By Ben Maddow and Paul Zimet
Direction: Paul Zimet
Sets: Jun Maeda
Lights: Alien Edetman
Costumes: Timothy Buckley
Masks and Projections: Kate Schmidt
1983: P.A.N.D. Caravan (Albany, Syracuse, NY)
1981: La MaMa(NYC)
As an outstanding descendent of the Open Theater, the Talking Band uses variations of that seminal company’s performance techniques to tell its own dramatic stories, which, in the case of the group’s latest work, “Soft Targets” can express a social urgency and moral courage. “Soft Targets,” at the La MaMa Annex through March 29, has as its nucleus a play by Ben Maddow about the harmful effects of nuclear energy.
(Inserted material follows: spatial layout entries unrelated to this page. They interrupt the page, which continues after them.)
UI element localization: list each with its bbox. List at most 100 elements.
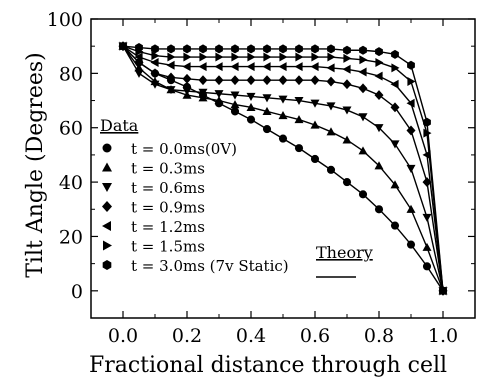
- x-tick-label: 0.4: [236, 325, 266, 347]
- data-point-triangle-left: [182, 62, 191, 72]
- data-point-triangle-right: [343, 53, 352, 63]
- data-point-triangle-right: [407, 77, 416, 87]
- data-point-triangle-down: [310, 99, 320, 108]
- data-point-diamond: [182, 73, 192, 84]
- data-point-hexagon: [343, 45, 351, 55]
- data-point-triangle-right: [151, 51, 160, 61]
- data-point-triangle-down: [166, 86, 176, 95]
- data-point-diamond: [134, 57, 144, 68]
- x-tick-label: 0.0: [108, 325, 138, 347]
- data-point-triangle-up: [422, 242, 432, 251]
- legend-label: t = 1.5ms: [131, 238, 205, 256]
- data-point-triangle-left: [134, 52, 143, 62]
- data-point-circle: [422, 262, 432, 271]
- data-point-diamond: [246, 75, 256, 86]
- data-point-triangle-up: [390, 180, 400, 189]
- data-point-triangle-up: [358, 146, 368, 155]
- data-point-hexagon: [391, 49, 399, 59]
- data-point-hexagon: [423, 117, 431, 127]
- data-point-triangle-up: [198, 93, 208, 102]
- data-point-triangle-right: [231, 52, 240, 62]
- data-point-hexagon: [375, 47, 383, 57]
- data-point-circle: [374, 205, 384, 214]
- data-point-hexagon: [439, 286, 447, 296]
- data-point-diamond: [294, 75, 304, 86]
- data-point-triangle-right: [359, 55, 368, 65]
- data-point-triangle-right: [279, 52, 288, 62]
- data-point-triangle-right: [167, 52, 176, 62]
- y-tick-label: 80: [59, 63, 83, 85]
- data-point-triangle-up: [406, 204, 416, 213]
- legend-marker-triangle-up: [102, 162, 112, 172]
- legend-marker-circle: [102, 143, 112, 153]
- data-point-diamond: [214, 75, 224, 86]
- legend-marker-triangle-left: [102, 221, 111, 231]
- data-point-triangle-up: [374, 161, 384, 170]
- data-point-triangle-right: [199, 52, 208, 62]
- data-point-triangle-left: [198, 62, 207, 72]
- data-point-triangle-down: [294, 96, 304, 106]
- data-point-diamond: [166, 72, 176, 83]
- data-point-triangle-up: [326, 127, 336, 136]
- data-point-triangle-up: [262, 106, 272, 116]
- y-tick-label: 100: [47, 9, 83, 31]
- legend-label: t = 1.2ms: [131, 218, 205, 236]
- x-tick-label: 1.0: [428, 325, 458, 347]
- data-markers: [118, 41, 448, 296]
- data-point-hexagon: [231, 44, 239, 54]
- data-point-triangle-up: [246, 102, 256, 111]
- data-point-hexagon: [279, 44, 287, 54]
- data-point-triangle-left: [406, 98, 415, 108]
- data-point-triangle-down: [198, 88, 208, 97]
- data-point-hexagon: [327, 44, 335, 54]
- data-point-diamond: [150, 68, 160, 79]
- data-point-triangle-left: [230, 62, 239, 72]
- legend-marker-hexagon: [102, 260, 112, 270]
- legend-label: t = 0.0ms(0V): [131, 140, 237, 158]
- data-point-triangle-up: [294, 115, 304, 124]
- data-point-triangle-right: [183, 52, 192, 62]
- data-point-triangle-down: [374, 124, 384, 133]
- data-point-diamond: [230, 75, 240, 86]
- data-point-diamond: [278, 75, 288, 86]
- data-point-triangle-up: [278, 110, 288, 120]
- legend-marker-triangle-down: [102, 183, 112, 192]
- legend-marker-triangle-right: [103, 240, 112, 251]
- x-tick-label: 0.8: [364, 325, 394, 347]
- data-point-triangle-right: [263, 52, 272, 62]
- data-point-triangle-up: [134, 63, 144, 72]
- data-point-circle: [342, 178, 352, 187]
- data-point-circle: [358, 190, 368, 199]
- data-point-circle: [406, 240, 416, 249]
- legend-label: t = 0.6ms: [131, 179, 205, 197]
- legend-theory-title: Theory: [316, 243, 373, 262]
- legend-data-title: Data: [100, 116, 139, 135]
- data-point-hexagon: [407, 60, 415, 70]
- data-point-triangle-left: [278, 62, 287, 72]
- data-point-hexagon: [359, 45, 367, 55]
- data-point-triangle-down: [326, 102, 336, 111]
- data-point-triangle-left: [166, 60, 175, 70]
- axis-ticks: [90, 18, 476, 319]
- data-point-hexagon: [199, 44, 207, 54]
- data-point-diamond: [326, 76, 336, 87]
- data-point-circle: [278, 134, 288, 143]
- data-point-triangle-right: [295, 52, 304, 62]
- data-point-triangle-right: [327, 52, 336, 62]
- data-point-diamond: [358, 83, 368, 94]
- data-point-circle: [262, 125, 272, 134]
- data-point-diamond: [262, 75, 272, 86]
- data-point-triangle-down: [214, 90, 224, 99]
- data-point-hexagon: [311, 44, 319, 54]
- legend: Data Theory: [100, 116, 373, 278]
- y-axis-label: Tilt Angle (Degrees): [23, 52, 48, 278]
- data-point-circle: [390, 221, 400, 230]
- data-point-circle: [294, 144, 304, 153]
- data-point-triangle-up: [310, 120, 320, 129]
- y-tick-label: 0: [71, 281, 83, 303]
- data-point-hexagon: [119, 41, 127, 51]
- data-point-circle: [246, 115, 256, 124]
- data-point-triangle-down: [278, 95, 288, 104]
The title refers to the Pentagon’s term for people unprotected against nuclear attack.
In cooperation with Mr. Maddow, [The Talking Band has] gone a long way toward synthesizing the traditional and the experimental. In their hands, “Soft Targets” becomes an arresting work of political theater.
Repeatedly, the various worlds converge until it is not always clear that is being imagined and what is actually happening in the life of the play’s heroine. The most striking image comes penultimately, as the entire cast is cast in a tableau off everyday activities—eating, jogging, and talking. With a lightning flash, everyone is frozen by a nuclear explosion. The people disappear and their silhouettes remain as an indelible imprint of man’s potential for self-destructiveness.